June 18, 2008 - New imaging software that will allow physicians to more accurately diagnose and treat heart failure patients has been licensed by Emory University to Syntermed, an Atlanta-based nuclear medicine imaging and informatics software company.
The software uses multiharmonic phase analysis (MHPA), a technology developed by Emory medical scientists Ernest Garcia, PhD, and Jing Chen, PhD. MHPA is designed to quickly and reliably determine which heart failure patients will benefit from cardiac resynchronization therapy (CRT). Drs. Garcia and Chen presented the results of their research with the new technology on Monday, June 16, at the annual meeting of the Society of Nuclear Medicine in New Orleans.
Syntermed will market the MHPA-based software as SyncTool, which recently has been approved by the FDA. SyncTool is designed to provide significant improvements over the widely used cardiac imaging gold standard – TDI Echo technology. Advances include additional image clarity, 3D perfusion images, an automated process that eliminates variations in interpretation, and rapid and objective physician assessment of dyssynchrony in heart failure patients.
SyncTool will be added as a new tool to the Emory Cardiac Toolbox©, a vast set of software tools for evaluating cardiac images, developed by Garcia and his colleagues at Emory and elsewhere over the past 20 years. The Emory Cardiac Toolbox is used in almost half of the cardiac laboratories in the United States.
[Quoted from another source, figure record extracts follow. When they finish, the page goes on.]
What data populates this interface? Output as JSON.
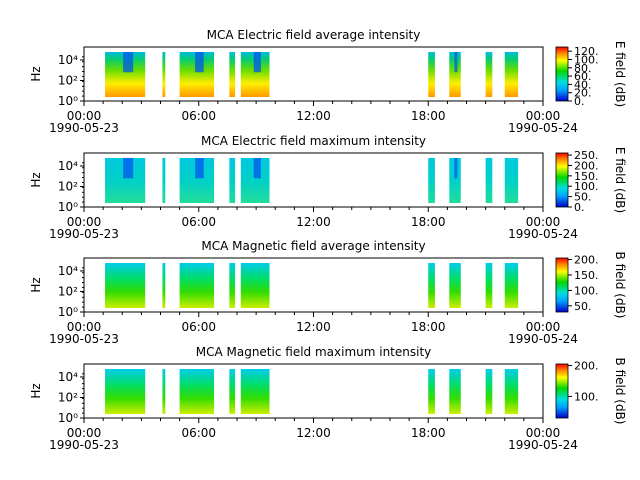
{
  "colors": {
    "low": "#0000cc",
    "mid_low": "#00e0e0",
    "mid": "#00d800",
    "mid_high": "#ffff00",
    "high": "#ff0000"
  },
  "chart_data": [
    {
      "type": "heatmap",
      "title": "MCA  Electric field average intensity",
      "ylabel": "Hz",
      "yticks": [
        "10⁰",
        "10²",
        "10⁴"
      ],
      "xticks": [
        "00:00",
        "06:00",
        "12:00",
        "18:00",
        "00:00"
      ],
      "xdates": [
        "1990-05-23",
        "1990-05-24"
      ],
      "colorbar_label": "E field (dB)",
      "colorbar_ticks": [
        "0.",
        "20.",
        "40.",
        "60.",
        "80.",
        "100.",
        "120."
      ],
      "colorbar_range": [
        0,
        130
      ],
      "level_avg": 70,
      "x_range_hours": [
        0,
        24
      ],
      "data_intervals_hours": [
        [
          1.1,
          3.2
        ],
        [
          4.1,
          4.25
        ],
        [
          5.0,
          6.8
        ],
        [
          7.6,
          7.9
        ],
        [
          8.2,
          9.7
        ],
        [
          18.0,
          18.35
        ],
        [
          19.1,
          19.7
        ],
        [
          21.0,
          21.35
        ],
        [
          22.0,
          22.7
        ]
      ]
    },
    {
      "type": "heatmap",
      "title": "MCA  Electric field maximum intensity",
      "ylabel": "Hz",
      "yticks": [
        "10⁰",
        "10²",
        "10⁴"
      ],
      "xticks": [
        "00:00",
        "06:00",
        "12:00",
        "18:00",
        "00:00"
      ],
      "xdates": [
        "1990-05-23",
        "1990-05-24"
      ],
      "colorbar_label": "E field (dB)",
      "colorbar_ticks": [
        "0.",
        "50.",
        "100.",
        "150.",
        "200.",
        "250."
      ],
      "colorbar_range": [
        0,
        260
      ],
      "level_avg": 100,
      "x_range_hours": [
        0,
        24
      ],
      "data_intervals_hours": [
        [
          1.1,
          3.2
        ],
        [
          4.1,
          4.25
        ],
        [
          5.0,
          6.8
        ],
        [
          7.6,
          7.9
        ],
        [
          8.2,
          9.7
        ],
        [
          18.0,
          18.35
        ],
        [
          19.1,
          19.7
        ],
        [
          21.0,
          21.35
        ],
        [
          22.0,
          22.7
        ]
      ]
    },
    {
      "type": "heatmap",
      "title": "MCA  Magnetic field average intensity",
      "ylabel": "Hz",
      "yticks": [
        "10⁰",
        "10²",
        "10⁴"
      ],
      "xticks": [
        "00:00",
        "06:00",
        "12:00",
        "18:00",
        "00:00"
      ],
      "xdates": [
        "1990-05-23",
        "1990-05-24"
      ],
      "colorbar_label": "B field (dB)",
      "colorbar_ticks": [
        "50.",
        "100.",
        "150.",
        "200."
      ],
      "colorbar_range": [
        30,
        205
      ],
      "level_avg": 120,
      "x_range_hours": [
        0,
        24
      ],
      "data_intervals_hours": [
        [
          1.1,
          3.2
        ],
        [
          4.1,
          4.25
        ],
        [
          5.0,
          6.8
        ],
        [
          7.6,
          7.9
        ],
        [
          8.2,
          9.7
        ],
        [
          18.0,
          18.35
        ],
        [
          19.1,
          19.7
        ],
        [
          21.0,
          21.35
        ],
        [
          22.0,
          22.7
        ]
      ]
    },
    {
      "type": "heatmap",
      "title": "MCA  Magnetic field maximum intensity",
      "ylabel": "Hz",
      "yticks": [
        "10⁰",
        "10²",
        "10⁴"
      ],
      "xticks": [
        "00:00",
        "06:00",
        "12:00",
        "18:00",
        "00:00"
      ],
      "xdates": [
        "1990-05-23",
        "1990-05-24"
      ],
      "colorbar_label": "B field (dB)",
      "colorbar_ticks": [
        "100.",
        "200."
      ],
      "colorbar_range": [
        30,
        205
      ],
      "level_avg": 125,
      "x_range_hours": [
        0,
        24
      ],
      "data_intervals_hours": [
        [
          1.1,
          3.2
        ],
        [
          4.1,
          4.25
        ],
        [
          5.0,
          6.8
        ],
        [
          7.6,
          7.9
        ],
        [
          8.2,
          9.7
        ],
        [
          18.0,
          18.35
        ],
        [
          19.1,
          19.7
        ],
        [
          21.0,
          21.35
        ],
        [
          22.0,
          22.7
        ]
      ]
    }
  ]
}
"When evaluating heart failure patients to determine the most effective therapy, it is extremely important for cardiologists and radiologists to have access to accurate imaging technology," said Dr. Garcia, who is a professor of radiology in Emory University School of Medicine. "We designed this new nuclear imaging software to improve image clarity and to provide additional features and automation that should eliminate variations in interpretation and help physicians more accurately assess patients with left ventricular dyssynchrony."
Garcia and Chen's research with MHPA has been reported in numerous journal publications, beginning with a 2005 article in the Journal of Nuclear Cardiology. The most recent article, in the May 2008 issue of the Journal of Nuclear Cardiology, reports the benefits of using MHPA to measure left-ventricular mechanical dyssynchrony in predicting the outcome of CRT.
The original Emory Cardiac Toolbox was the founding technology of Syntermed, established in 1999 as an Emory spin-off of research, technology and existing licenses to the major medical imaging companies. Garcia is the scientific founder and chief scientific advisor of Syntermed. The company is co-owned in part by Emory and Georgia Tech.
Michael Lee, chairman and CEO of Syntermed says, “Emory and Syntermed’s partnership is fueling technology development, business collaborations and a successful startup company. Our success as a company is our ability to quickly facilitate the commercial development of innovated research. Together, we are playing a significant role in fueling economic development for greater Atlanta.”
Mary Severson, chief technology officer in Emory’s Technology Transfer Office adds, “The licenses Emory has with Syntermed generate substantial revenues that support research and education at the University.”